Old hat so far, but not for long. The next day the president, the Soviet premier, and the queen of England assemble in the field and are led by the robot to the command center. And what do they find there, sitting at the controls and surrounded by a crew of the same species, but an enormous bull! This is no ordinary bull, but a horned argonaut of imperial carriage whose eyes flash with preternatural intelligence adn who otherwise bears the same resemblance to earthly bovines that the untrammeled wolf, bold ruler of his arctic realm, bears to the permed and coiffured poodle in his rhinestone sweater.

Then the world's leaders get the story. Long ago, one of the aliens' ships had developed engine trouble and been directed to our planet because of its nutritiouis flora. Their own galaxy was light years away and by now the crew would've been dead for scores of centuries, but this expedition had come to gather the descendants of that valiant band take them home. They had left descendants, hadn't they?

The perils of answering this question are not lost on the humans. They deny any knowledge of such creatures, until the ship's commander produces a picture of cows in a field--at which point the queen of England, her tender female spirit unequal to the sternness of his gaze, breaks down and babbles out the truth.

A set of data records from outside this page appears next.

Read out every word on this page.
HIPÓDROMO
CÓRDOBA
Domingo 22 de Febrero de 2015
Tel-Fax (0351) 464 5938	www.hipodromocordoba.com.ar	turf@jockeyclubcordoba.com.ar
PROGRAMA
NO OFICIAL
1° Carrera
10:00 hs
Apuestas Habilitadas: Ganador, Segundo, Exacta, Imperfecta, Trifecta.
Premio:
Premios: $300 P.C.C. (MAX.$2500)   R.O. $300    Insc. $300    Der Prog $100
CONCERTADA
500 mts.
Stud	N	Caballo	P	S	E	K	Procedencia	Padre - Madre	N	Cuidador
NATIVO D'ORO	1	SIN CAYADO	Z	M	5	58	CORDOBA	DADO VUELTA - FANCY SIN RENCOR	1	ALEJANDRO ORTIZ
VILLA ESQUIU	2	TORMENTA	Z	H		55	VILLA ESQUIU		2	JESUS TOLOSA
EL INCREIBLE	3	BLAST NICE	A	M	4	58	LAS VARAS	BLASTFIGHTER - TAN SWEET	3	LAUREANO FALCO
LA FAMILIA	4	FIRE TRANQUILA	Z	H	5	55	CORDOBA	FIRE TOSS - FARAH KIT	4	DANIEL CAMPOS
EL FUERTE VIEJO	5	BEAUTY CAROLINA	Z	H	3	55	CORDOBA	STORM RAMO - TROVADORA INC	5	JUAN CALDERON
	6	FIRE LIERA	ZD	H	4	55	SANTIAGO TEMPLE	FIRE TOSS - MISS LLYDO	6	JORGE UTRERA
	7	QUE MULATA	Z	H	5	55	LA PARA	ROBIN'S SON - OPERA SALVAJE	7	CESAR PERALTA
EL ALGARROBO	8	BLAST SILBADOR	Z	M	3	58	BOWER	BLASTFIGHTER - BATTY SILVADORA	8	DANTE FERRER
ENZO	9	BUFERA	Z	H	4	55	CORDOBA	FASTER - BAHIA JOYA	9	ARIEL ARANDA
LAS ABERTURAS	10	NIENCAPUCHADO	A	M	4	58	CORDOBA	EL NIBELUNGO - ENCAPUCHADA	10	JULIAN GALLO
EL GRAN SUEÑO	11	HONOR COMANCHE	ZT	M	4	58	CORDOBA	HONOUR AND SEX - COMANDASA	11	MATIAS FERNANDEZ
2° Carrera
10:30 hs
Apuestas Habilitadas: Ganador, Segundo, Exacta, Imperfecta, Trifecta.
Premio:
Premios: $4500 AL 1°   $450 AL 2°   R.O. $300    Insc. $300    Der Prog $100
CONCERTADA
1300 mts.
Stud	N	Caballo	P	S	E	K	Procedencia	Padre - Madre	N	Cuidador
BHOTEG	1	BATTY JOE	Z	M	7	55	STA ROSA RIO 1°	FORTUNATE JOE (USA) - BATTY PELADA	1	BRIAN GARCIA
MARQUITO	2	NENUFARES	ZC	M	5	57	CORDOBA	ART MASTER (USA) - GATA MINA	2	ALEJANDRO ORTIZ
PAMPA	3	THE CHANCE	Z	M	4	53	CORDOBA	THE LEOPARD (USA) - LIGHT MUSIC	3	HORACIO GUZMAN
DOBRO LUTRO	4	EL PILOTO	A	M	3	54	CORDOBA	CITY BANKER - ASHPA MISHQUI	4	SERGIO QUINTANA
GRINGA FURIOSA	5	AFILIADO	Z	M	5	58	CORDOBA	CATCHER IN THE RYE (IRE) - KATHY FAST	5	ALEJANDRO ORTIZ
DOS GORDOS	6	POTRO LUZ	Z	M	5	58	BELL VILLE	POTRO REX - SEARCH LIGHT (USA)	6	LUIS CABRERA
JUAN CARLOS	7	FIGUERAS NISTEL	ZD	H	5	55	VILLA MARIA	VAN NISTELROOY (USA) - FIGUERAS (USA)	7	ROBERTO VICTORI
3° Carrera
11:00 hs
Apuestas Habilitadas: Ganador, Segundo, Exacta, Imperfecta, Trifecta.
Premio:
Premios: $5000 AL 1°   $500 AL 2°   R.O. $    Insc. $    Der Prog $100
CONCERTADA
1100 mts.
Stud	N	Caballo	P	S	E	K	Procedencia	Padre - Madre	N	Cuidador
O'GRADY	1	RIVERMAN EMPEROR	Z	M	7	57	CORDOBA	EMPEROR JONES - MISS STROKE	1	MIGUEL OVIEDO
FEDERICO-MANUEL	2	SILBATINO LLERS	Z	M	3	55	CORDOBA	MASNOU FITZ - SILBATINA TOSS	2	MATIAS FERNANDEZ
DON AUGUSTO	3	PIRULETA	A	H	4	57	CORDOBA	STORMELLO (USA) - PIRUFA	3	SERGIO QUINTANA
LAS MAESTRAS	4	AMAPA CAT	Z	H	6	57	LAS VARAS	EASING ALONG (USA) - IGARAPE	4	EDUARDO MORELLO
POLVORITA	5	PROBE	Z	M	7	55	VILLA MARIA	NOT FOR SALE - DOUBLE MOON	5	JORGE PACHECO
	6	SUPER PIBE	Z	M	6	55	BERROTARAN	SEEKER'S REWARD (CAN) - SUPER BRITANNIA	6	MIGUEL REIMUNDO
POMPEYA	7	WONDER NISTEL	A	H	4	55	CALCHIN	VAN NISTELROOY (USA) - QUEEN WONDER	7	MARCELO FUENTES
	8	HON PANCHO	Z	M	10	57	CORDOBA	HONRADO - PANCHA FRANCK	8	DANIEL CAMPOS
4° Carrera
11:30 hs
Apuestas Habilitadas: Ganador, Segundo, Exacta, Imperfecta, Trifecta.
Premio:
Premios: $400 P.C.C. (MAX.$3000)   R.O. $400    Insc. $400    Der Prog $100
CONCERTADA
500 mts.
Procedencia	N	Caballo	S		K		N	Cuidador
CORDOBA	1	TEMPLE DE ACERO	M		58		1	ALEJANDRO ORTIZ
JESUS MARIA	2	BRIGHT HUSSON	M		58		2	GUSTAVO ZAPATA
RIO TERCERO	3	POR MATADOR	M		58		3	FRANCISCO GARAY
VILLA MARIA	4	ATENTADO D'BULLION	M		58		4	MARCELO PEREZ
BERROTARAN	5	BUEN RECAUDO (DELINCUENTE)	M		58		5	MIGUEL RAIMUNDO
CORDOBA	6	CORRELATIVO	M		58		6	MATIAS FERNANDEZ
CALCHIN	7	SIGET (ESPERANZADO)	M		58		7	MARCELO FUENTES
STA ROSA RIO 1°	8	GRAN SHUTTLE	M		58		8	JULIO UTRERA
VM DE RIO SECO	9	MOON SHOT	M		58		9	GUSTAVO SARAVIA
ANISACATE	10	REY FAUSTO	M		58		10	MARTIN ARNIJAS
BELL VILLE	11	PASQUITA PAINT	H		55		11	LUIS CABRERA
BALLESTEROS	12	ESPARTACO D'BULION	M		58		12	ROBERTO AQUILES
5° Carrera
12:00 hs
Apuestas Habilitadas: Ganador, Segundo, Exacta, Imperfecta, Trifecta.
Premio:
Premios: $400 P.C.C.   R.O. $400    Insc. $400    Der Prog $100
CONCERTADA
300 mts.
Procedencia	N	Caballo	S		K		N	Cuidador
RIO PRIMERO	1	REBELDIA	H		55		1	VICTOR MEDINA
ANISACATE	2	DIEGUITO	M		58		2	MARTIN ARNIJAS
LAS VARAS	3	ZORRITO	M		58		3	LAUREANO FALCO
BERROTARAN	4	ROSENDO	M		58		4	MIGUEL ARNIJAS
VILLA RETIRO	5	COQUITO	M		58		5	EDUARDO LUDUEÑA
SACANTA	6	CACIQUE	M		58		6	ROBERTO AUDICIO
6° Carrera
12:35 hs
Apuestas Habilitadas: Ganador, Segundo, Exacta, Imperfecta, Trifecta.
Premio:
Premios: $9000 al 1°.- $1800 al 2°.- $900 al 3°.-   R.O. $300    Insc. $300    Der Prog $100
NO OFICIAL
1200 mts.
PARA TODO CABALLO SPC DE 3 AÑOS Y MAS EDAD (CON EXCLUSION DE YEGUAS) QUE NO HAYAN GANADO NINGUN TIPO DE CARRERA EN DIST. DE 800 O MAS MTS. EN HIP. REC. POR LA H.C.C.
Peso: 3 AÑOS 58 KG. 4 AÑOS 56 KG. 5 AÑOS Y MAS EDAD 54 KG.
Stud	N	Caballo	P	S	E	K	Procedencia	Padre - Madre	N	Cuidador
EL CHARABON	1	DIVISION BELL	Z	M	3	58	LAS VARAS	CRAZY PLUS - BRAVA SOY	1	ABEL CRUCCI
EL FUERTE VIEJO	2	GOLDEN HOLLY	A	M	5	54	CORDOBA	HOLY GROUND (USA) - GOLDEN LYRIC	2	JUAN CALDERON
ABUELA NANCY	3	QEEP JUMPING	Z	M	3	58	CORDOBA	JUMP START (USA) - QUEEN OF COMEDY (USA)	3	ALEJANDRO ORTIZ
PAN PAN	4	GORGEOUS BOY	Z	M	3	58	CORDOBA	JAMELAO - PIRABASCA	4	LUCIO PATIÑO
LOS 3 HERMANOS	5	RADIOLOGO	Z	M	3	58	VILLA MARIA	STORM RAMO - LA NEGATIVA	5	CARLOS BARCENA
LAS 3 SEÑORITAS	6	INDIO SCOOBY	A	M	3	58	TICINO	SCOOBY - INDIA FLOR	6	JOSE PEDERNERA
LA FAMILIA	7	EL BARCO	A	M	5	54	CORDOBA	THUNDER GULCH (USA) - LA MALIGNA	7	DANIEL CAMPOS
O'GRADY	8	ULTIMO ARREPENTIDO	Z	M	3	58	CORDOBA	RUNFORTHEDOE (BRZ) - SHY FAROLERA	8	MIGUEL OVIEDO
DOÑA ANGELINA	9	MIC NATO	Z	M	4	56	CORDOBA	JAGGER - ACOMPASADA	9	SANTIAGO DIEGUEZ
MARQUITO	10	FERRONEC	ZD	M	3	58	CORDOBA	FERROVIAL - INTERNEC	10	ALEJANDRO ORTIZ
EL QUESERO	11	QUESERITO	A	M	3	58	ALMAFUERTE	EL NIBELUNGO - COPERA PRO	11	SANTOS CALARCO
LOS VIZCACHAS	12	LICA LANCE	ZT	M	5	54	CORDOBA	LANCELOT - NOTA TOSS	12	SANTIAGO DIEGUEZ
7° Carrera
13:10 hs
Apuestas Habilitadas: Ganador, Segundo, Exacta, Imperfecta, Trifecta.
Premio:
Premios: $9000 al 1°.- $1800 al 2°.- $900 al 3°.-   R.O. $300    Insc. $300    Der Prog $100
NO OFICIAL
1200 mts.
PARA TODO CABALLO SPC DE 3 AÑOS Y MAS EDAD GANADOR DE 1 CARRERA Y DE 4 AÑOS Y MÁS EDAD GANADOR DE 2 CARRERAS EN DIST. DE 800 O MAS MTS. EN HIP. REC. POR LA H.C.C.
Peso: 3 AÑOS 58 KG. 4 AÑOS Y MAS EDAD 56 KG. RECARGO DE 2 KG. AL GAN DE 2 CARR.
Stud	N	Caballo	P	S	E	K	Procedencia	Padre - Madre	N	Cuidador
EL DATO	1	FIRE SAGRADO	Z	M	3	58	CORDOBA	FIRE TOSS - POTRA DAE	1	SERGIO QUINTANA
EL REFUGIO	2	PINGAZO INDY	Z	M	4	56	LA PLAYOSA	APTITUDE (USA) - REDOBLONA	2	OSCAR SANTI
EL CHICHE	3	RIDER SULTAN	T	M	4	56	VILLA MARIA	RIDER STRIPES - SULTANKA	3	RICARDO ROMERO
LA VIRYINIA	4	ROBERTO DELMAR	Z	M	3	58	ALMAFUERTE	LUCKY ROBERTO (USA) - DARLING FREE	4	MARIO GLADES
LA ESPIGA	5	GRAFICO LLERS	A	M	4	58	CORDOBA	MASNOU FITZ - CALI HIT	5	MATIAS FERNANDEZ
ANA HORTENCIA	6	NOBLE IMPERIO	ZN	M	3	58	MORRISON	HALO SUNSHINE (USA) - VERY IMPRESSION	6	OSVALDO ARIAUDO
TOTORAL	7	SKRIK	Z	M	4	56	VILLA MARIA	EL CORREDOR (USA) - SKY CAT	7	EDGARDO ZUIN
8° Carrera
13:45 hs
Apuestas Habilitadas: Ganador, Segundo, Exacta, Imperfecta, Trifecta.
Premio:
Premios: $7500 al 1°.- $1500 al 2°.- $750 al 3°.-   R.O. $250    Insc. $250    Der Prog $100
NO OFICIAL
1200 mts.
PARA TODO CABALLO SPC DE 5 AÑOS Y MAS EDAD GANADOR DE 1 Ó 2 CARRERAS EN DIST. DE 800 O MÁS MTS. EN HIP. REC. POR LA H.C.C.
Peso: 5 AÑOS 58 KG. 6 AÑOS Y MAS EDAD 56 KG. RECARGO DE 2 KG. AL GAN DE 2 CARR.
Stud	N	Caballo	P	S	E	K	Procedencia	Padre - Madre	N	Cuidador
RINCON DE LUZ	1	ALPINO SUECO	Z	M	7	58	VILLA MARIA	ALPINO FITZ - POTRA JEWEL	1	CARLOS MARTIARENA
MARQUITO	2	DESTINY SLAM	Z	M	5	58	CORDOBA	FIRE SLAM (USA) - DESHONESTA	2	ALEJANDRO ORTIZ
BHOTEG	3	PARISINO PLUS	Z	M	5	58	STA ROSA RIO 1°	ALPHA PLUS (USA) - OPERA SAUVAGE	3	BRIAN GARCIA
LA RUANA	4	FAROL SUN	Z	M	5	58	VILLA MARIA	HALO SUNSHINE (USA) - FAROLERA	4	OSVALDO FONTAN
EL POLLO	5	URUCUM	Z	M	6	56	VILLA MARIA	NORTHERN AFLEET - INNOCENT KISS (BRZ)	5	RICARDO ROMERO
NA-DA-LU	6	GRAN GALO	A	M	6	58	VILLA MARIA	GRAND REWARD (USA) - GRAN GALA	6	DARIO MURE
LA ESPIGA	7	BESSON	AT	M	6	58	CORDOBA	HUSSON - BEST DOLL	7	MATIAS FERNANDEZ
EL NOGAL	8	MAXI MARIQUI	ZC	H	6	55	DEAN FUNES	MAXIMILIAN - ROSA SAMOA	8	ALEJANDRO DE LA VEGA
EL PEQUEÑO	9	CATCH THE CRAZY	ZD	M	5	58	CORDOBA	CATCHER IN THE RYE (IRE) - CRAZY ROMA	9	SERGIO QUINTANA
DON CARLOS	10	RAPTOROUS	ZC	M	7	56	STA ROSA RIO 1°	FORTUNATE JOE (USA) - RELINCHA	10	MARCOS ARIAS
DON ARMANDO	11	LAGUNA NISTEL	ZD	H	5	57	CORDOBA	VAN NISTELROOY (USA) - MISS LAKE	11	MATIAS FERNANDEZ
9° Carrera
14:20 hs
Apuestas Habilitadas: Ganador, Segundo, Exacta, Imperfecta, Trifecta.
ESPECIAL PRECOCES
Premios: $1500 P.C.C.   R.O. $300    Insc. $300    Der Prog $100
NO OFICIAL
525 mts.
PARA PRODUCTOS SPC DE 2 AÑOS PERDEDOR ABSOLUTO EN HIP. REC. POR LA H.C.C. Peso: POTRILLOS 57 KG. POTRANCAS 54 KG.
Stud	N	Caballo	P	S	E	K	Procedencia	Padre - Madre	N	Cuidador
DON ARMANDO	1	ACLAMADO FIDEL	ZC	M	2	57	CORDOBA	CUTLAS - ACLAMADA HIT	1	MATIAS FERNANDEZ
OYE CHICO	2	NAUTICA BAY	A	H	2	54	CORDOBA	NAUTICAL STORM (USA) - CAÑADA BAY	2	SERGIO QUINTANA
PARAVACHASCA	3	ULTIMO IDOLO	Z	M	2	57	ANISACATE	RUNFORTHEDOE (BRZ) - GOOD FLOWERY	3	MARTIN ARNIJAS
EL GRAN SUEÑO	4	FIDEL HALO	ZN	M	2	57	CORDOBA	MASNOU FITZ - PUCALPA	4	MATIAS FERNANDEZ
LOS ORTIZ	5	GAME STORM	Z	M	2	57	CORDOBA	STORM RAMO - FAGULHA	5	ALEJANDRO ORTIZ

The travelers gathered around her are not pleased to learn the present state of their kin, or the uses to which they've been put. Indeed they can hardly believe their ears, and they commander insists on a fact-finding tour.

He visits a dairy in Wisconsin, where he sees the cows sucked dry by machines and shot full of sperm from bulls they've never even met. He watches calves being castrated and branded in Texas, and tours a farm in Japan where the animals are force-fed gallons of beer to sweeten their flesh. He's taken to a messy bullfight in Mexico, a rodeo in Wyoming, and a killing-floor in the Chicago stockyards.

The commander of the spaceship sees all this and more. He grows ominously silent. After returning to the ship to confer with his comrades, he emerges to make a grand tour of all the ranches and farms, gathering the herds around him to tell them exactly what lies in store if they don't accept his invitation to return to the home planet. They retain just enough of the old language to understand the warning, but most of them shrug it off. Instead they invite him to join them. They've got it made: all they can eat, protection from predators, medical care--and in Montana a bunch of steers stampede him off the ranch. Finally, only a handful of the bravest and smartest choose to leave, and even this small procession is diminished when some of them lose their nerve at the sight of the long ramp leading into the ship, and defect.

At sunset the saucer lifts off with its crew and their newfound cousins. But they don't head for home--not yet. They hang up there for a while putting their ray to work. The killing is efficient, implacable, and completely misanthropic. In the end not a single human being remains alive. The story concludes with this line, spoken by one of the crew to a cow weeping for the little boy who milked her: "He's lucky we didn't eat him."

Anonymous said...

Well one should visit Papua New Guinea where Pig rules supreme- one slows down for them running along the road, one exchanges them for wife 'bride price' and to mark the death of someone big one slaughters little piggy for a feast.
And then when they are killed the only thing that escapes the Pig is their squeal - all parts are consumed... yum.